Transfusion. 2023 Aug 29. doi: 10.1111/trf.17521. Online ahead of print.
BACKGROUND: Alpha-gal syndrome (AGS) is a potentially life-threatening acquired meat allergy associated with tick bites. The allergen Galactose-α-1,3-Galactose is antigenically similar to the B blood group antigen. B blood group status offers some protection against development of the allergy. Although not preferred practice, transfusion of plasma and platelets from group B donors is believed to be safe for group O recipients.
STUDY DESIGN AND METHODS: Anaphylactic transfusion reactions were reported for three patients in two Washington DC hospitals from Nov 2022 to February 2023. A chart review was performed for all three patients.

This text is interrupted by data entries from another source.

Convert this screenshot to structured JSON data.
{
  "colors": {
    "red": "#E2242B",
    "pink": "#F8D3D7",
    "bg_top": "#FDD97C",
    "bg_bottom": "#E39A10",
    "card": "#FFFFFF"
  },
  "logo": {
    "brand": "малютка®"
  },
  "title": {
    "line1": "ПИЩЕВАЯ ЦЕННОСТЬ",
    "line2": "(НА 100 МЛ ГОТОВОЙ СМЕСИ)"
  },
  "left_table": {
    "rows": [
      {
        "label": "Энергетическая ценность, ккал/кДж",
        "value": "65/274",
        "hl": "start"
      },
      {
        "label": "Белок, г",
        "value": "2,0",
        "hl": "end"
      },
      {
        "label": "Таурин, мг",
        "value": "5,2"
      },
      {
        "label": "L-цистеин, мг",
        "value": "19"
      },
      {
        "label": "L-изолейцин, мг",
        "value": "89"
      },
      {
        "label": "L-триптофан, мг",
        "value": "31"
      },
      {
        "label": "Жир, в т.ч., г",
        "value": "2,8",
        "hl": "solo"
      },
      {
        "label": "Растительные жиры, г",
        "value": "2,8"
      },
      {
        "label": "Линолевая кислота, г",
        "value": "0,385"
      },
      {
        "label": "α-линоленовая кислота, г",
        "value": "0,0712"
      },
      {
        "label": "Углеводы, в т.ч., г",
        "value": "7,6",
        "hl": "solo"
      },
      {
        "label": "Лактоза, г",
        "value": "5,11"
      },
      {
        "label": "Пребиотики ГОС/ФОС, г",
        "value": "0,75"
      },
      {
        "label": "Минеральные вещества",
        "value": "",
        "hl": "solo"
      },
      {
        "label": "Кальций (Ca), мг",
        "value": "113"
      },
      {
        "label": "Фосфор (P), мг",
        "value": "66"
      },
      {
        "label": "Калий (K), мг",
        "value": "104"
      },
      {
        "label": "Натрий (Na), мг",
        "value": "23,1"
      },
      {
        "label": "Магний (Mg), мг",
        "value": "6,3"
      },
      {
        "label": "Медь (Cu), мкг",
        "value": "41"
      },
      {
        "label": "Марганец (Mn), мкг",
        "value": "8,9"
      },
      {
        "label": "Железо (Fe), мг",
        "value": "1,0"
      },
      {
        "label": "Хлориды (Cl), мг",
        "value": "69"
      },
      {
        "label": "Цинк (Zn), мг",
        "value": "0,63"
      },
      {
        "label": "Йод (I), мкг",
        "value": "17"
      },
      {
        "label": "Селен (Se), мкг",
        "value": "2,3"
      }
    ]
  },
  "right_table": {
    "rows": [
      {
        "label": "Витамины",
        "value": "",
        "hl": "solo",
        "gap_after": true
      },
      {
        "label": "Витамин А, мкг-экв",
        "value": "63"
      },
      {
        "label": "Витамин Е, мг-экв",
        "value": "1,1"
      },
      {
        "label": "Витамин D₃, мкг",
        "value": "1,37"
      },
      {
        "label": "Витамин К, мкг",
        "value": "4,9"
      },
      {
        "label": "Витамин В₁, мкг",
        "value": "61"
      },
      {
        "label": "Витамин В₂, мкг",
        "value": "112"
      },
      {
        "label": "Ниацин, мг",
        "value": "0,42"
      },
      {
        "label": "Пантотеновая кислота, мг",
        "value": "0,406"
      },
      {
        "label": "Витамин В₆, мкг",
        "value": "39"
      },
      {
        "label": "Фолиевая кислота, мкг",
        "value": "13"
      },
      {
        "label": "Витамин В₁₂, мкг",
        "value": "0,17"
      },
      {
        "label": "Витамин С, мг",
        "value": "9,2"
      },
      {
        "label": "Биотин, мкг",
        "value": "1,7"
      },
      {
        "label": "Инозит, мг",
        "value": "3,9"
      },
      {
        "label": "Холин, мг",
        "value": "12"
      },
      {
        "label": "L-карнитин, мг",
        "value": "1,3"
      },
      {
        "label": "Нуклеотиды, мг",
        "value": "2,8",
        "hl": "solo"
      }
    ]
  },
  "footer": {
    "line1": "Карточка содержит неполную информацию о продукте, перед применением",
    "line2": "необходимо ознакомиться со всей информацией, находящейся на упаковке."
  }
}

Patients or family members were interviewed, and IgE levels to alpha-gal were measured in two of the three patients.
RESULTS: One reaction was acutely fatal. All reactions were to blood group B Plasma or Platelets in blood group O recipients. One patient had two prior anaphylactic reactions to group O RBCs and group B Plasma in a previous admission. All patients came from southern Maryland where AGS is an emerging problem. Two patients had histories of tick bites, previously unexplained gastrointestinal complaints, and abnormal elevated levels of IgE to alpha gal. Two patients had cat allergies.
DISCUSSION: AGS is an emerging problem which may have implications for blood transfusion practice. Avoidance of blood group B antigen containing components may be prudent in non-blood group B patients with established AGS. Investigation for AGS should be considered in the evaluation of anaphylactic transfusion reactions.